SC( cudaMalloc((void **)&d_Labels, heightwidthsizeof(unsigned short)) );

SC( cudaMalloc((void **)&d_Table, heightwidthsizeof(unsigned short)) );

cudaStream_t streams = (cudaStream_t) malloc(nstreams * sizeof(cudaStream_t));

for(int i = 0; i < nstreams; i++)

cutilSafeCall( cudaStreamCreate(&(streams[i])) );

cudaEvent_t start_event, stop_event;

cutilSafeCall( cudaEventCreate(&start_event) );

cutilSafeCall( cudaEventCreate(&stop_event) );

cudaEventRecord(start_event, 0);

for(int i = 0; i < nstreams; i++){

cudaMemcpyAsync(d_Labels + i*n / nstreams, h_Labels + i*n / nstreams, nbytes/nstreams, cudaMemcpyHostToDevice, streams[i]);

cudaMemcpyAsync(d_Table + i*n / nstreams, h_Table + i*n / nstreams, nbytes/nstreams, cudaMemcpyHostToDevice, streams[i]);

}

threads = dim3(512,1);

blocks = dim3(n/(nstreams*threads.x),1);

// asynchronously launch nstreams kernels, each operating on its own portion of data

for(int i = 0; i < nstreams; i++)

DEVICE_Labelling_fast_async<<<blocks, threads, 0, streams[i]>>>(d_Labels + i*n / nstreams, d_Table + i*n / nstreams, height, width);

for(int i = 0; i < nstreams; i++)

cudaMemcpyAsync(h_Labels + i*n / nstreams, d_Labels + i*n / nstreams, nbytes/nstreams, cudaMemcpyDeviceToHost, streams[i]);

cudaEventRecord(stop_event, 0);

cudaEventSynchronize(stop_event);

cutilSafeCall( cudaEventElapsedTime(&elapsed_time, start_event, stop_event) );

std::cout << "elapsed_time = " << elapsed_time << std::endl;

for(int i = 0; i < nstreams; i++)

cudaStreamDestroy(streams[i]);

cudaEventDestroy(start_event);

cudaEventDestroy(stop_event);

cudaFree(d_Labels);

cudaFree(d_Table);

[/codebox]

The kernel code:

[codebox]

int idx = blockIdx.x * blockDim.x + threadIdx.x;

*(d_Data + idx) = *(d_Table + *(d_Data + idx) );

[/codebox]

The problem is that only 1/4 of the Labels array is processed in the right way. If I will run the code above only for one stream stream[0] then output results will be correct. What can be the problem? Maybe I’m using streams wrongly? I’m using CUDA 2.1.

Thanks a lot in advance!

Recently I installed CUDA 2.3 and tried new features like write-combining memory and mapped memory. I’m using GTX 295. Using mapped memory doesn’t help in my case, my program became even slower. I think it’s just interface for programming, because anyway data has to be transferred to device, isn’t it?
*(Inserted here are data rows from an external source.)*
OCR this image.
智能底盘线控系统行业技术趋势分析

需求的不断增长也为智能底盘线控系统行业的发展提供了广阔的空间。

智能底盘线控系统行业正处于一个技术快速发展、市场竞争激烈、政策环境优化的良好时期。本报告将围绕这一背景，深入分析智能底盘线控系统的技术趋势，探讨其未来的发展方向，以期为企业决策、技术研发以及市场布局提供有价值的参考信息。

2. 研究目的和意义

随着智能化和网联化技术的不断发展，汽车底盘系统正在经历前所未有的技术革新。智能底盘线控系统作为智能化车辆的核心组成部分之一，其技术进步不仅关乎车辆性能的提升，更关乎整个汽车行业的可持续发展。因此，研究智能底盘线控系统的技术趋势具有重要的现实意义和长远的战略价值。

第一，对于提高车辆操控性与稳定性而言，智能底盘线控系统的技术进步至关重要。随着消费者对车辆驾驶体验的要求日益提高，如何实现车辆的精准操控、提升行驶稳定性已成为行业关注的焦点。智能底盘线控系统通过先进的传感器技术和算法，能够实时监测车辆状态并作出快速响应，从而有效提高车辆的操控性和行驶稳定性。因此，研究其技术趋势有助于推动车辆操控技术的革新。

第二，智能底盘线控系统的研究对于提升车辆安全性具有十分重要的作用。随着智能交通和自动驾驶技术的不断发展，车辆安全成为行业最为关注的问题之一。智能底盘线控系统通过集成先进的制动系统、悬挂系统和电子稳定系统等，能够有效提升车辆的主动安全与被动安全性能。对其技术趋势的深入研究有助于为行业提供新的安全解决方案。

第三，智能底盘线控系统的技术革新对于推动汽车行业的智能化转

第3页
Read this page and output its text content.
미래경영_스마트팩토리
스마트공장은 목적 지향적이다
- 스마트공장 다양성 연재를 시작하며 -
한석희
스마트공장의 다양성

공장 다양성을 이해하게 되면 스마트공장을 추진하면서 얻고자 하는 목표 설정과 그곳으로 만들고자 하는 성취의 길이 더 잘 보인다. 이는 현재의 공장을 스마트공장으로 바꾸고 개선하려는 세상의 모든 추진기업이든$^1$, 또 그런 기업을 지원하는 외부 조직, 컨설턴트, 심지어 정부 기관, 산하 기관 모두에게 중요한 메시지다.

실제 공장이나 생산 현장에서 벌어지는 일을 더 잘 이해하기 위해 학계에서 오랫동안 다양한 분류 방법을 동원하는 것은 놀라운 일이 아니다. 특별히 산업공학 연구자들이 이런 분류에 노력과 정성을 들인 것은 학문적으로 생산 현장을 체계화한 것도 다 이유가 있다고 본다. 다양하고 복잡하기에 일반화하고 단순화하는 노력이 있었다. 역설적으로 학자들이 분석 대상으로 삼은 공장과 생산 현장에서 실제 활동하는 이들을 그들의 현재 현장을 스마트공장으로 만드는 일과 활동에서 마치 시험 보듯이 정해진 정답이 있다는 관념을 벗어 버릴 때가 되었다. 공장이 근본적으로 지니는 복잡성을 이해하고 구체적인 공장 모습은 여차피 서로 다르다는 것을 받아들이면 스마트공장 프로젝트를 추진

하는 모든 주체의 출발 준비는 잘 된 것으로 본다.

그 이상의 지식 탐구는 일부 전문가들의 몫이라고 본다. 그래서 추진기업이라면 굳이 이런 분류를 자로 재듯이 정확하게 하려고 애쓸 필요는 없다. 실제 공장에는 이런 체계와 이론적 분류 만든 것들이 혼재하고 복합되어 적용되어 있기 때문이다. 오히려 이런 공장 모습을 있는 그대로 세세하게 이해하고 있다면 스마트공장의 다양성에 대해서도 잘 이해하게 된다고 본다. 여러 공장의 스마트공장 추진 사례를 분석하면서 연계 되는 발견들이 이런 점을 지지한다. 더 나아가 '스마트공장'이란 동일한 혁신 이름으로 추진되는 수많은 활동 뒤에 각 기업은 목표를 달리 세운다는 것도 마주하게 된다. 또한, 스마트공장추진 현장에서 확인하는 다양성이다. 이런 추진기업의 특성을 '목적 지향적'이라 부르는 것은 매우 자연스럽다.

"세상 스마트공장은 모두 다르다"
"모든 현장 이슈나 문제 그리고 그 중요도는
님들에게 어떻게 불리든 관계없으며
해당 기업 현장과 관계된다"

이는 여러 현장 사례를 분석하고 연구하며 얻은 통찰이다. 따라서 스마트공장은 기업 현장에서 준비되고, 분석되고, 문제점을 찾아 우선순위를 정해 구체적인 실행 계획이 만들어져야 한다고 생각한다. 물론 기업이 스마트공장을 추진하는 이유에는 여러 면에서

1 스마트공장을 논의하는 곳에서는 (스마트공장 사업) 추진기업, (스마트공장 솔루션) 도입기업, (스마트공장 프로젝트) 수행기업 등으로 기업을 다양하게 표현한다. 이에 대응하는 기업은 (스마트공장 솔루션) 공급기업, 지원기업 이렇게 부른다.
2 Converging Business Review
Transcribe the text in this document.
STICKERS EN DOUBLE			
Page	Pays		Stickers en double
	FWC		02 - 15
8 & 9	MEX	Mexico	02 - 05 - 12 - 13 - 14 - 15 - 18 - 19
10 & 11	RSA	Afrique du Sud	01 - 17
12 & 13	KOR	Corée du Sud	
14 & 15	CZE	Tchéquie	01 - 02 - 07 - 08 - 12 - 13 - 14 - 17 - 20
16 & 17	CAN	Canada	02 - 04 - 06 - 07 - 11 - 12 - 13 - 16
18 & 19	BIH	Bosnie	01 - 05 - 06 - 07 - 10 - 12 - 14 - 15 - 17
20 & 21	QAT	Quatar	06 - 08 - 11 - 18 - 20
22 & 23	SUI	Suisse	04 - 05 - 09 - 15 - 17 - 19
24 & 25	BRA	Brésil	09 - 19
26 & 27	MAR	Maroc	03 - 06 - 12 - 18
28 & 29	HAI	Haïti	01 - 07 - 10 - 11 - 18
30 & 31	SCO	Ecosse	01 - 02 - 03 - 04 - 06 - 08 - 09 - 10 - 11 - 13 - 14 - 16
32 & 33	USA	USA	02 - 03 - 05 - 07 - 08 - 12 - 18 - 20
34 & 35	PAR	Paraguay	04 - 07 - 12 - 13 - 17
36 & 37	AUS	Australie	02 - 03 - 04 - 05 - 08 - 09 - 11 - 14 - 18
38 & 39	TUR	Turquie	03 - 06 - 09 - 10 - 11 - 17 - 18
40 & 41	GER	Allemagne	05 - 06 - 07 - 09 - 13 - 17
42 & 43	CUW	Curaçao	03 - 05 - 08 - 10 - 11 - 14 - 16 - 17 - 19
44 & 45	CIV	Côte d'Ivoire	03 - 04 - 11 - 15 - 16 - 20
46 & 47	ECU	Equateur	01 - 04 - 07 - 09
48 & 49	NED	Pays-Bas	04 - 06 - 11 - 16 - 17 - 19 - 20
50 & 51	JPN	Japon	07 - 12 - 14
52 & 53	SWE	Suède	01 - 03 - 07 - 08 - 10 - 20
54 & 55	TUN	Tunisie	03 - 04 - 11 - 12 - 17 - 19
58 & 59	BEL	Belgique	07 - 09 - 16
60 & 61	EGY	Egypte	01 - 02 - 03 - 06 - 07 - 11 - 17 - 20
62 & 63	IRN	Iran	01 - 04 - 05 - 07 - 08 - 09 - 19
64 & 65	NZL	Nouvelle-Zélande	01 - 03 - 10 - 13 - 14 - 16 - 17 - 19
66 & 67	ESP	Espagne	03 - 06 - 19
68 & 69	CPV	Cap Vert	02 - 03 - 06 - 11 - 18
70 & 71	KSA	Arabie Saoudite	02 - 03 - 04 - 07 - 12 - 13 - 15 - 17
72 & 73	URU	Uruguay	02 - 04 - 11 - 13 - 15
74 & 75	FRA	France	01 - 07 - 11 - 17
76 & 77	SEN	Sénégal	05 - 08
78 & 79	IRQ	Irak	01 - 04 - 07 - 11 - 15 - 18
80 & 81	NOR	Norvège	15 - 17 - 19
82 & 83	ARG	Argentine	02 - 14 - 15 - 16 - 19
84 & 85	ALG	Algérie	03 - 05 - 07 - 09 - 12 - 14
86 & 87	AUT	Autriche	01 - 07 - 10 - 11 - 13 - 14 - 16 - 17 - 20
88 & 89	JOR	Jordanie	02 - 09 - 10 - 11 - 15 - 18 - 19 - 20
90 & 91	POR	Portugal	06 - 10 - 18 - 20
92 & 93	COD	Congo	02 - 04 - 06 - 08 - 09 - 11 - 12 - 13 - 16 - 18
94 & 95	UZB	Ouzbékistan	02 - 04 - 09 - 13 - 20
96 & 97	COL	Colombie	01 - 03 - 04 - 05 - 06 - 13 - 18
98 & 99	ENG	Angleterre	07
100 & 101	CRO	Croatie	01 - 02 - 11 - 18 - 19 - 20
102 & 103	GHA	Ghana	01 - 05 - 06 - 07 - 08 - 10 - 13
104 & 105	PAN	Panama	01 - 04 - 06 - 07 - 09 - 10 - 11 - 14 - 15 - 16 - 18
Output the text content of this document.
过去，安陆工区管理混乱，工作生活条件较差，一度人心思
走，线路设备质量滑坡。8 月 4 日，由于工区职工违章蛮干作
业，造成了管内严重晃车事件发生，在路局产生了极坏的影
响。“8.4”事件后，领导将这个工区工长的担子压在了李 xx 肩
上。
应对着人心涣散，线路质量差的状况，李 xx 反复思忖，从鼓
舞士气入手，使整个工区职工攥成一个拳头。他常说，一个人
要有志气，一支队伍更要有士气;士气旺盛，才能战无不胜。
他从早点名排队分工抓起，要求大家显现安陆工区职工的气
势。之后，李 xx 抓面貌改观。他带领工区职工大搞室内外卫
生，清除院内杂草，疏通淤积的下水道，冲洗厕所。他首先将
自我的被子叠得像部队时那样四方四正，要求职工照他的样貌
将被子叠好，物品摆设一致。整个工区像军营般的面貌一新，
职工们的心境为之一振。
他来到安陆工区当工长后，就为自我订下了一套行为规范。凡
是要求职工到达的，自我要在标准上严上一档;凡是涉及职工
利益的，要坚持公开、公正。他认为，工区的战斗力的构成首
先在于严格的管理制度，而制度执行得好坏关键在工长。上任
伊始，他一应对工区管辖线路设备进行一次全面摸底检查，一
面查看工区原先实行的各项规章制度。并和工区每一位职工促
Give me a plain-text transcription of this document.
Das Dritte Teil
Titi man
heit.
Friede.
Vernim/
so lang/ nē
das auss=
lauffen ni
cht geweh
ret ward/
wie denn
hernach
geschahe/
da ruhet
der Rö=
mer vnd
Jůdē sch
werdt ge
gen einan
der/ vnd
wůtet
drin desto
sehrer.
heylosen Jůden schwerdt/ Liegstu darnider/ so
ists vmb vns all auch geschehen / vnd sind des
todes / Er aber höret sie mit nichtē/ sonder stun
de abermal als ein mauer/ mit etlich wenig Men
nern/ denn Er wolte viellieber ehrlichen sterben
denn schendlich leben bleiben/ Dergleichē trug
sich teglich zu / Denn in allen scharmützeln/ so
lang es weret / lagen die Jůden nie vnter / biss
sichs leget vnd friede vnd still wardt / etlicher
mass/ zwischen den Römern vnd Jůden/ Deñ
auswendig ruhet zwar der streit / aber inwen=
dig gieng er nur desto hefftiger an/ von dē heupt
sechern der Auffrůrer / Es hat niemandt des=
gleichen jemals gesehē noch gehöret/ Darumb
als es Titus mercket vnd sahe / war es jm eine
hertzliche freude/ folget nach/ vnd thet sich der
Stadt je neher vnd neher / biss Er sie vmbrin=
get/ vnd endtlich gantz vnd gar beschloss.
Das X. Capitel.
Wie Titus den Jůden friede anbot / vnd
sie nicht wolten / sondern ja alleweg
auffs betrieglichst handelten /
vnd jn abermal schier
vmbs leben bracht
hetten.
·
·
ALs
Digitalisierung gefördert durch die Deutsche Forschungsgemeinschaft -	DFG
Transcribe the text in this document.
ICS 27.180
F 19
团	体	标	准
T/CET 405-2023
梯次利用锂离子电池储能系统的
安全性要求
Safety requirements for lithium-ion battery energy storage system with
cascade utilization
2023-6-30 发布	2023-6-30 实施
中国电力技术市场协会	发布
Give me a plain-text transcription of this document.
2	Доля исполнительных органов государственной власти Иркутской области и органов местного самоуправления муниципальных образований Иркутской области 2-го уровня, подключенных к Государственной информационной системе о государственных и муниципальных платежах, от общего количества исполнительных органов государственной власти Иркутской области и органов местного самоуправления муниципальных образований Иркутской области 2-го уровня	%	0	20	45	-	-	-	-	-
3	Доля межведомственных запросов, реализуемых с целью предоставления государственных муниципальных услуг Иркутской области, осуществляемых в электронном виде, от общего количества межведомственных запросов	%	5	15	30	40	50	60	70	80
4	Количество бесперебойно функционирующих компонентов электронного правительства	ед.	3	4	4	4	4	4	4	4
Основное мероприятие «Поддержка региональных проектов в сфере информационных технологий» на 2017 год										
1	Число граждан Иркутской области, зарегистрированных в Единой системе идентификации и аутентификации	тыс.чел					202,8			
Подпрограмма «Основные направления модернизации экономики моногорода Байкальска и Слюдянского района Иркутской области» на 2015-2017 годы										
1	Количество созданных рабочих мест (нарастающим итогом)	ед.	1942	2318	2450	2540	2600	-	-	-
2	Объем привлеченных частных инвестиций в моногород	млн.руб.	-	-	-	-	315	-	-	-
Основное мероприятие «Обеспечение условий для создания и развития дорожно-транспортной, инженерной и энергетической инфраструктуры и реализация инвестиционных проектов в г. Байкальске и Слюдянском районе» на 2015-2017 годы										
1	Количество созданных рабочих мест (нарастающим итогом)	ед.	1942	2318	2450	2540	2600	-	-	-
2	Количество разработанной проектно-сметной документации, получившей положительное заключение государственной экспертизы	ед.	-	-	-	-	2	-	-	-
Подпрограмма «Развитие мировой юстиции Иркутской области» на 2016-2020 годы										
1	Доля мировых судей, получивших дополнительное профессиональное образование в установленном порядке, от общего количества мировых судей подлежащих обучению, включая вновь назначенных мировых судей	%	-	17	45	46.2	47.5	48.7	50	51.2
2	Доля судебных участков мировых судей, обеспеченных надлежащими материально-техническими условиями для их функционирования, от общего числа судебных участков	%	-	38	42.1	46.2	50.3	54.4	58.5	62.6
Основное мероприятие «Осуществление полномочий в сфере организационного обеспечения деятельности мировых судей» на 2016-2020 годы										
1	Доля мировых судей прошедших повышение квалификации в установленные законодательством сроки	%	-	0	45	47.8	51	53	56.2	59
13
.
The fastest way to copy data to device is using pinned memory on the host with “cudaHostAllocWriteCombined” property. Should it be really like that?

Thanks for any advices!

Mapped memory is useful if you have an integrated graphics card as the memory you’re using is physically the same. For non-integrated cards it’s slower.

Write combined memory is meant to be faster but if you want to read from the host side at any point it’ll be slow there.